Portland Schools Need Radical Change, Not Just a New Superintendent

Portland school superintendent Carole Smith abruptly resigned in July, after nine years on the job. She was originally planning to retire next June, but the release of an independent investigation into the district’s inept handling of contaminated drinking water caused her to speed up her departure.

The school board immediately announced a national search for a successor, and the rest of the story is predictable. After months of searching, finalists will be scrutinized in a detailed public vetting, and someone will be signed to an expensive contract. The new leader will enjoy a short honeymoon and then gradually sink into the bureaucratic quagmire of school politics.

Amidst never-ending arguments about school transfers, graduation rates, and a myriad of other issues, buyer’s remorse will set in. Eventually the superintendent will resign and the process will begin anew.

This is the way we’ve been doing things for decades, usually with disappointing results. We could take a different path. But first we have to admit that if system results are disappointing, we need to change the system, not the people.

Large urban school districts are inherently dysfunctional. Teaching is a distributed service; the learning takes place student by student, classroom by classroom. When measured in terms of students, teachers, money, and facilities, there are millions of moving parts. The notion that a single bureaucrat in the central office can design the optimal system to satisfy all customers is a fantasy.

The system itself needs radical change, and the single most important reform Portland could pursue would be to redesign how the money flows.

Right now, tax dollars go to the district, regardless of results. Students are assigned to schools like factory widgets and few families have other options. The suppliers of service have all the leverage, while consumers have almost none.

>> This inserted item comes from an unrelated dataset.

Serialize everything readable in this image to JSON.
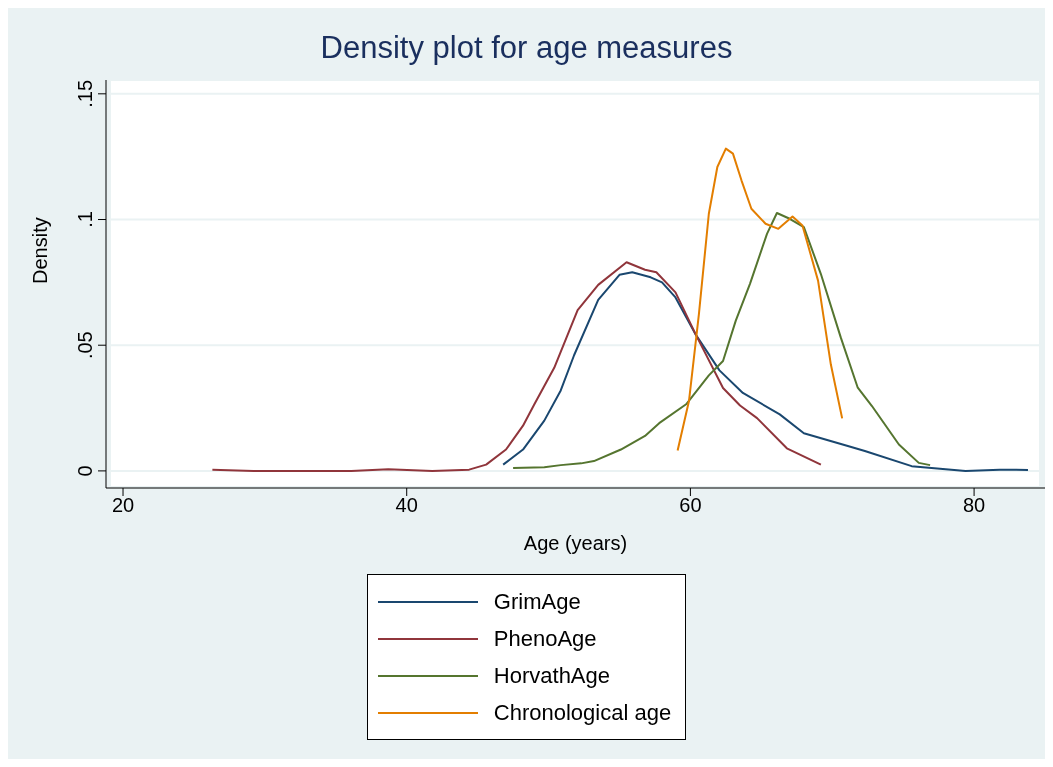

A better option would be for the district to seek legislative approval of Educational Savings Accounts (ESAs). The ESA concept is simple: Parents who are dissatisfied with the government school assigned to them can opt to have most or all of the per-student money that would have gone to that school for their children deposited instead in personal accounts managed by the state treasurer. The funds in each account become property of the family and may be used for a variety of educational services, including private education, home schools, online learning, and tutoring.

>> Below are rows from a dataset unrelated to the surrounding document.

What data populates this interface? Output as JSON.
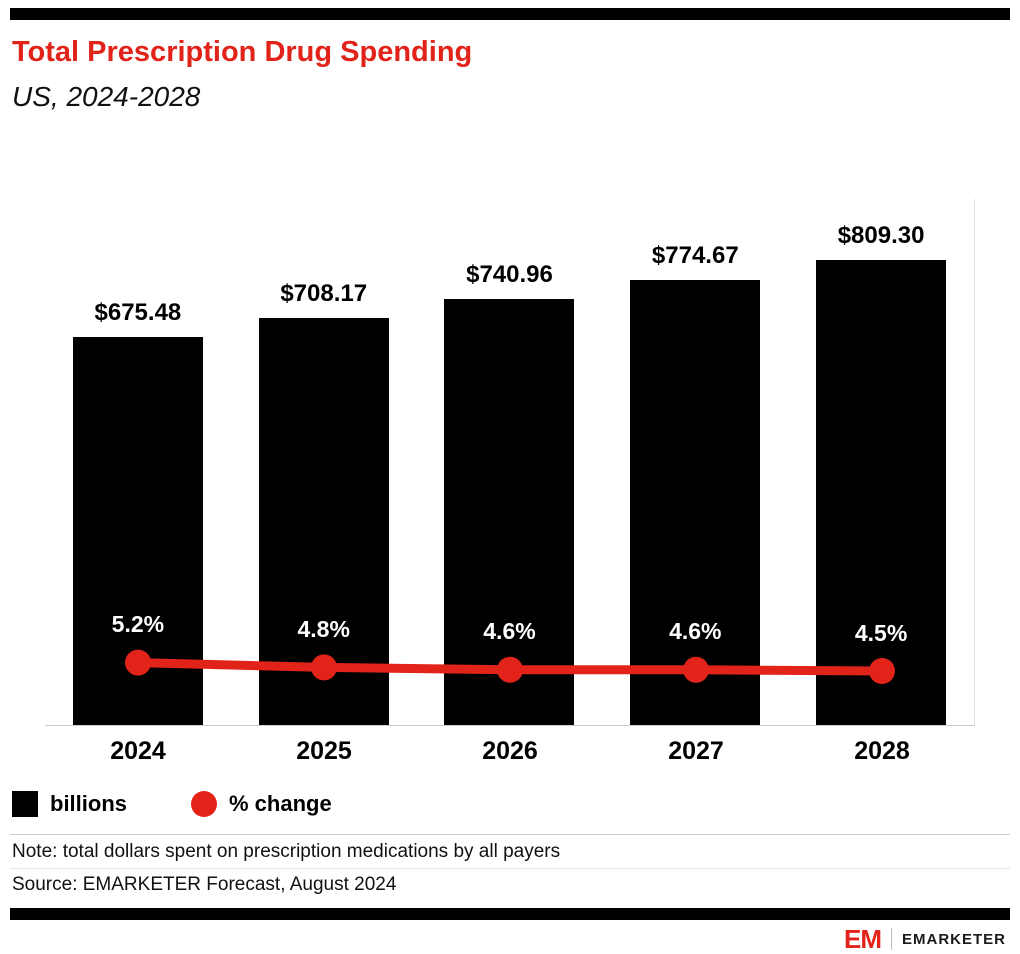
{
  "header": {
    "title": "Total Prescription Drug Spending",
    "subtitle": "US, 2024-2028"
  },
  "chart_data": {
    "type": "bar",
    "categories": [
      "2024",
      "2025",
      "2026",
      "2027",
      "2028"
    ],
    "series": [
      {
        "name": "billions",
        "type": "bar",
        "values": [
          675.48,
          708.17,
          740.96,
          774.67,
          809.3
        ],
        "labels": [
          "$675.48",
          "$708.17",
          "$740.96",
          "$774.67",
          "$809.30"
        ],
        "color": "#000000"
      },
      {
        "name": "% change",
        "type": "line",
        "values": [
          5.2,
          4.8,
          4.6,
          4.6,
          4.5
        ],
        "labels": [
          "5.2%",
          "4.8%",
          "4.6%",
          "4.6%",
          "4.5%"
        ],
        "color": "#e2231a"
      }
    ],
    "title": "Total Prescription Drug Spending",
    "subtitle": "US, 2024-2028",
    "xlabel": "",
    "ylabel": "",
    "ylim": [
      0,
      915
    ],
    "grid": false,
    "legend_position": "bottom-left",
    "legend": [
      {
        "label": "billions",
        "swatch": "square",
        "color": "#000000"
      },
      {
        "label": "% change",
        "swatch": "circle",
        "color": "#e2231a"
      }
    ]
  },
  "footnotes": {
    "note": "Note: total dollars spent on prescription medications by all payers",
    "source": "Source: EMARKETER Forecast, August 2024"
  },
  "branding": {
    "logo_mark": "EM",
    "logo_text": "EMARKETER"
  },
  "colors": {
    "accent": "#e2231a",
    "bar": "#000000"
  }
}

Ideally, any money left over at the end of a school year would remain in the account, available for future use. This would encourage wise stewardship of those funds. If the account still had money at the time the student graduated from high school, it could be used for college tuition or technical training.

Distributing school funding through consumers rather than providers would instantly change the balance of power. High-cost union contracts would have to change. Parents would need to be satisfied. And market discipline would replace ineffective top-down management.

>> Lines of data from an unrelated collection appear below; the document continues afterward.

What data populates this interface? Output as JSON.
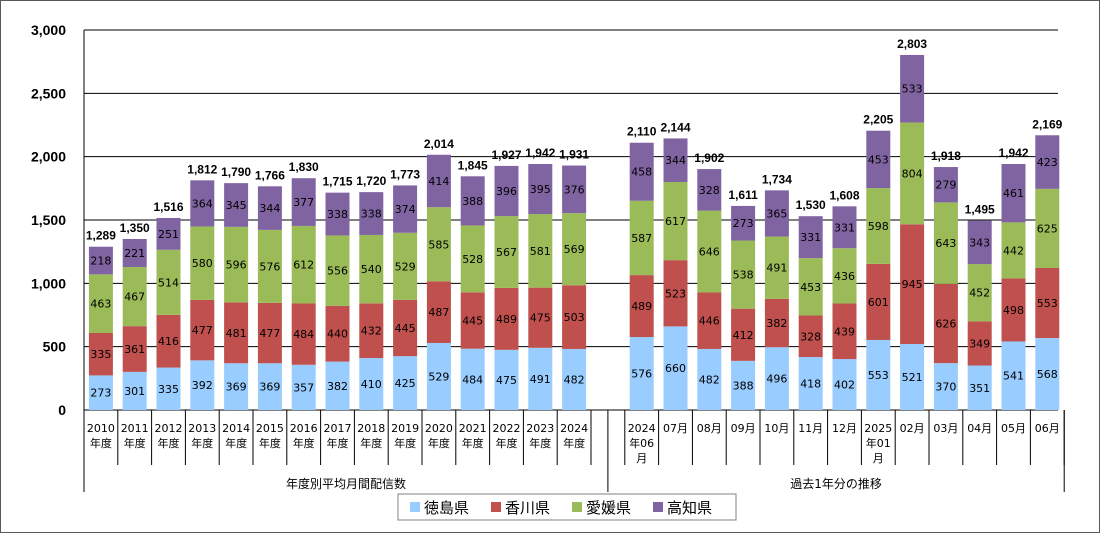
{
  "chart_data": {
    "type": "bar",
    "stacked": true,
    "ylim": [
      0,
      3000
    ],
    "yticks": [
      "0",
      "500",
      "1,000",
      "1,500",
      "2,000",
      "2,500",
      "3,000"
    ],
    "legend_position": "bottom",
    "groups": [
      {
        "label": "年度別平均月間配信数",
        "categories": [
          {
            "label": "2010\n年度",
            "values": [
              273,
              335,
              463,
              218
            ],
            "total": "1,289"
          },
          {
            "label": "2011\n年度",
            "values": [
              301,
              361,
              467,
              221
            ],
            "total": "1,350"
          },
          {
            "label": "2012\n年度",
            "values": [
              335,
              416,
              514,
              251
            ],
            "total": "1,516"
          },
          {
            "label": "2013\n年度",
            "values": [
              392,
              477,
              580,
              364
            ],
            "total": "1,812"
          },
          {
            "label": "2014\n年度",
            "values": [
              369,
              481,
              596,
              345
            ],
            "total": "1,790"
          },
          {
            "label": "2015\n年度",
            "values": [
              369,
              477,
              576,
              344
            ],
            "total": "1,766"
          },
          {
            "label": "2016\n年度",
            "values": [
              357,
              484,
              612,
              377
            ],
            "total": "1,830"
          },
          {
            "label": "2017\n年度",
            "values": [
              382,
              440,
              556,
              338
            ],
            "total": "1,715"
          },
          {
            "label": "2018\n年度",
            "values": [
              410,
              432,
              540,
              338
            ],
            "total": "1,720"
          },
          {
            "label": "2019\n年度",
            "values": [
              425,
              445,
              529,
              374
            ],
            "total": "1,773"
          },
          {
            "label": "2020\n年度",
            "values": [
              529,
              487,
              585,
              414
            ],
            "total": "2,014"
          },
          {
            "label": "2021\n年度",
            "values": [
              484,
              445,
              528,
              388
            ],
            "total": "1,845"
          },
          {
            "label": "2022\n年度",
            "values": [
              475,
              489,
              567,
              396
            ],
            "total": "1,927"
          },
          {
            "label": "2023\n年度",
            "values": [
              491,
              475,
              581,
              395
            ],
            "total": "1,942"
          },
          {
            "label": "2024\n年度",
            "values": [
              482,
              503,
              569,
              376
            ],
            "total": "1,931"
          }
        ]
      },
      {
        "label": "過去1年分の推移",
        "categories": [
          {
            "label": "2024\n年06\n月",
            "values": [
              576,
              489,
              587,
              458
            ],
            "total": "2,110"
          },
          {
            "label": "07月",
            "values": [
              660,
              523,
              617,
              344
            ],
            "total": "2,144"
          },
          {
            "label": "08月",
            "values": [
              482,
              446,
              646,
              328
            ],
            "total": "1,902"
          },
          {
            "label": "09月",
            "values": [
              388,
              412,
              538,
              273
            ],
            "total": "1,611"
          },
          {
            "label": "10月",
            "values": [
              496,
              382,
              491,
              365
            ],
            "total": "1,734"
          },
          {
            "label": "11月",
            "values": [
              418,
              328,
              453,
              331
            ],
            "total": "1,530"
          },
          {
            "label": "12月",
            "values": [
              402,
              439,
              436,
              331
            ],
            "total": "1,608"
          },
          {
            "label": "2025\n年01\n月",
            "values": [
              553,
              601,
              598,
              453
            ],
            "total": "2,205"
          },
          {
            "label": "02月",
            "values": [
              521,
              945,
              804,
              533
            ],
            "total": "2,803"
          },
          {
            "label": "03月",
            "values": [
              370,
              626,
              643,
              279
            ],
            "total": "1,918"
          },
          {
            "label": "04月",
            "values": [
              351,
              349,
              452,
              343
            ],
            "total": "1,495"
          },
          {
            "label": "05月",
            "values": [
              541,
              498,
              442,
              461
            ],
            "total": "1,942"
          },
          {
            "label": "06月",
            "values": [
              568,
              553,
              625,
              423
            ],
            "total": "2,169"
          }
        ]
      }
    ],
    "series": [
      {
        "name": "徳島県",
        "color": "#99ccff"
      },
      {
        "name": "香川県",
        "color": "#c0504d"
      },
      {
        "name": "愛媛県",
        "color": "#9bbb59"
      },
      {
        "name": "高知県",
        "color": "#8064a2"
      }
    ]
  }
}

Most parents would probably not use ESAs. It’s likely they are satisfied with their neighborhood school and wouldn’t want the hassle of shopping around. But the mere fact that they could use an ESA would create incentives for teachers and administrators to behave differently. When suppliers of a service know that 100 percent of their customers have the means to shop elsewhere, they focus on satisfying those customers.

Carole Smith was neither the worst nor the best Portland school superintendent in recent memory; she was just part of the conveyor belt of socialism that defines generic government education. Stopping the conveyor belt would be a good first step toward liberating students and improving educational achievement in Portland.